The hard-disk in my sisters Macbook laptop finally emitted it’s last death rattle and shuffled off to silicon heaven so I found myself needing to install Snow Leopard (it’s too old for Lion) on a new disk drive. This was complicated by two factors.
- The Macbook is old, it only has a SATA (not SATA II) disk controller.
- The DVD drive had also died a long time ago.
I had read that SATA II disks sometimes worked on SATA controllers, but also a number of reports that the Macbook didn’t recognise some SATA II disks. I took a risk and bought an OCZ Vertex 2 60GB SSD from Amazon. So far the Macbook has recognised it. This was the easy bit.
Next I needed to install Snow Leopard. This was going to be harder (I thought) because the DVD drive in the machine was broken. I checked a bunch of tutorials on the Internet on how to create a Snow Leopard install USB drive but most assumed the USB drive would be created on Snow Leopard itself (I’m using Lion) and included a fairly large number of steps.

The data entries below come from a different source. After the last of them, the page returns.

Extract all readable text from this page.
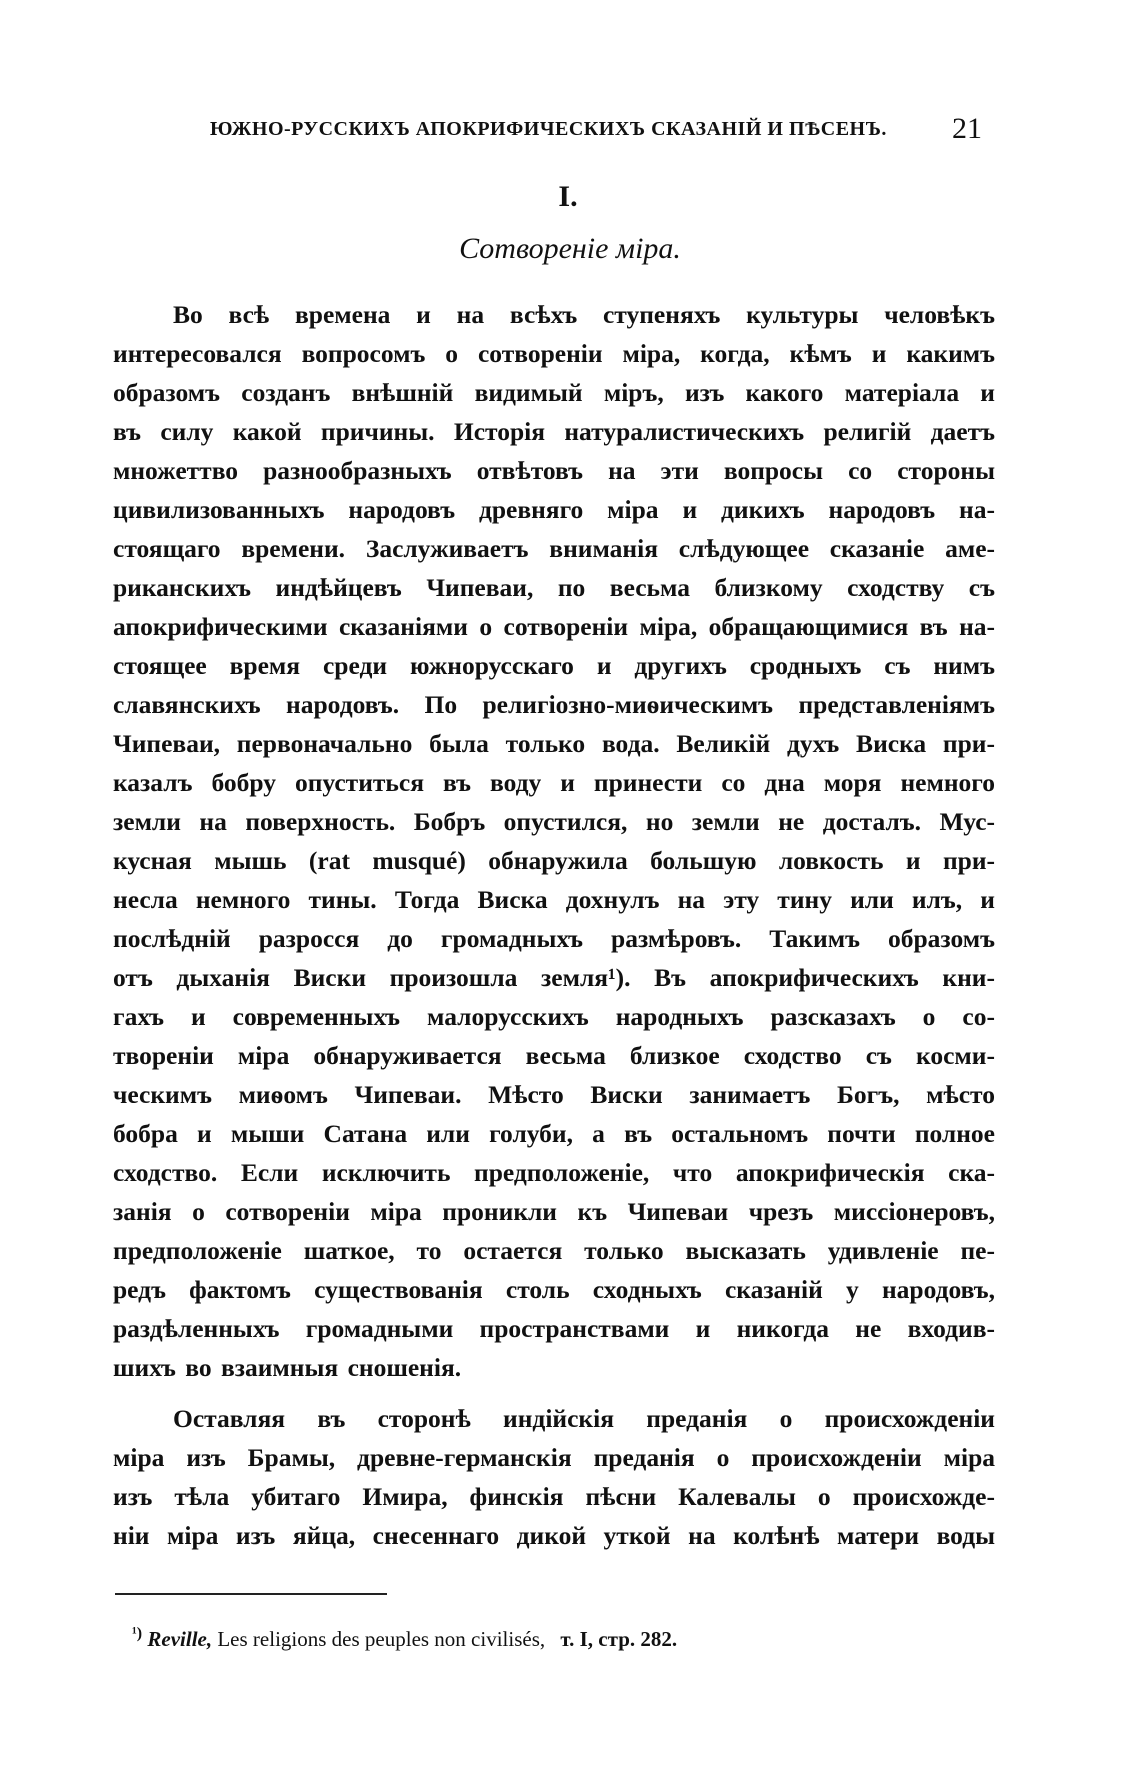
ЮЖНО-РУССКИХЪ АПОКРИФИЧЕСКИХЪ СКАЗАНІЙ И ПѢСЕНЪ. 21
I.
Сотвореніе міра.
Во всѣ времена и на всѣхъ ступеняхъ культуры человѣкъ
интересовался вопросомъ о сотвореніи міра, когда, кѣмъ и какимъ
образомъ созданъ внѣшній видимый міръ, изъ какого матеріала и
въ силу какой причины. Исторія натуралистическихъ религій даетъ
множеттво разнообразныхъ отвѣтовъ на эти вопросы со стороны
цивилизованныхъ народовъ древняго міра и дикихъ народовъ на-
стоящаго времени. Заслуживаетъ вниманія слѣдующее сказаніе аме-
риканскихъ индѣйцевъ Чипеваи, по весьма близкому сходству съ
апокрифическими сказаніями о сотвореніи міра, обращающимися въ на-
стоящее время среди южнорусскаго и другихъ сродныхъ съ нимъ
славянскихъ народовъ. По религіозно-миѳическимъ представленіямъ
Чипеваи, первоначально была только вода. Великій духъ Виска при-
казалъ бобру опуститься въ воду и принести со дна моря немного
земли на поверхность. Бобръ опустился, но земли не досталъ. Мус-
кусная мышь (rat musqué) обнаружила большую ловкость и при-
несла немного тины. Тогда Виска дохнулъ на эту тину или илъ, и
послѣдній разросся до громадныхъ размѣровъ. Такимъ образомъ
отъ дыханія Виски произошла земля¹). Въ апокрифическихъ кни-
гахъ и современныхъ малорусскихъ народныхъ разсказахъ о со-
твореніи міра обнаруживается весьма близкое сходство съ косми-
ческимъ миѳомъ Чипеваи. Мѣсто Виски занимаетъ Богъ, мѣсто
бобра и мыши Сатана или голуби, а въ остальномъ почти полное
сходство. Если исключить предположеніе, что апокрифическія ска-
занія о сотвореніи міра проникли къ Чипеваи чрезъ миссіонеровъ,
предположеніе шаткое, то остается только высказать удивленіе пе-
редъ фактомъ существованія столь сходныхъ сказаній у народовъ,
раздѣленныхъ громадными пространствами и никогда не входив-
шихъ во взаимныя сношенія.
Оставляя въ сторонѣ индійскія преданія о происхожденіи
міра изъ Брамы, древне-германскія преданія о происхожденіи міра
изъ тѣла убитаго Имира, финскія пѣсни Калевалы о происхожде-
ніи міра изъ яйца, снесеннаго дикой уткой на колѣнѣ матери воды
$^{^1)}$ Reville, Les religions des peuples non civilisés, т. I, стр. 282.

I gave up on these guides and decided to do it freestyle and it turned out to be incredibly simple. Here’s how in-case someone ever needs to do this in the future.
- First, I inserted my Snow Leopard DVD into my Mac and the USB drive into a USB port.
- Next I formatted the USB key as Mac OS Extended (Journaled) using Disk Utility ensuring it had a Master Boot Record.
- Finally I restored the Snow Leopard DVD to the USB key again using Disk Utility.
That was it. I tried it out on my sisters Macbook and it booted from it just fine and is now installing Snow Leopard on the OCZ SSD.
Mac has WiFi remote install (http://docs.info.apple.com/article.html?path=Mac/10.6/en/21219.html), I had to use it when I was reinstalling Lion on a MacBook Air. But you need another Mac. How does the SSD perform?
It performs a lot better than the replaced spinny disk, but not as fast as it could because of the old disk controller.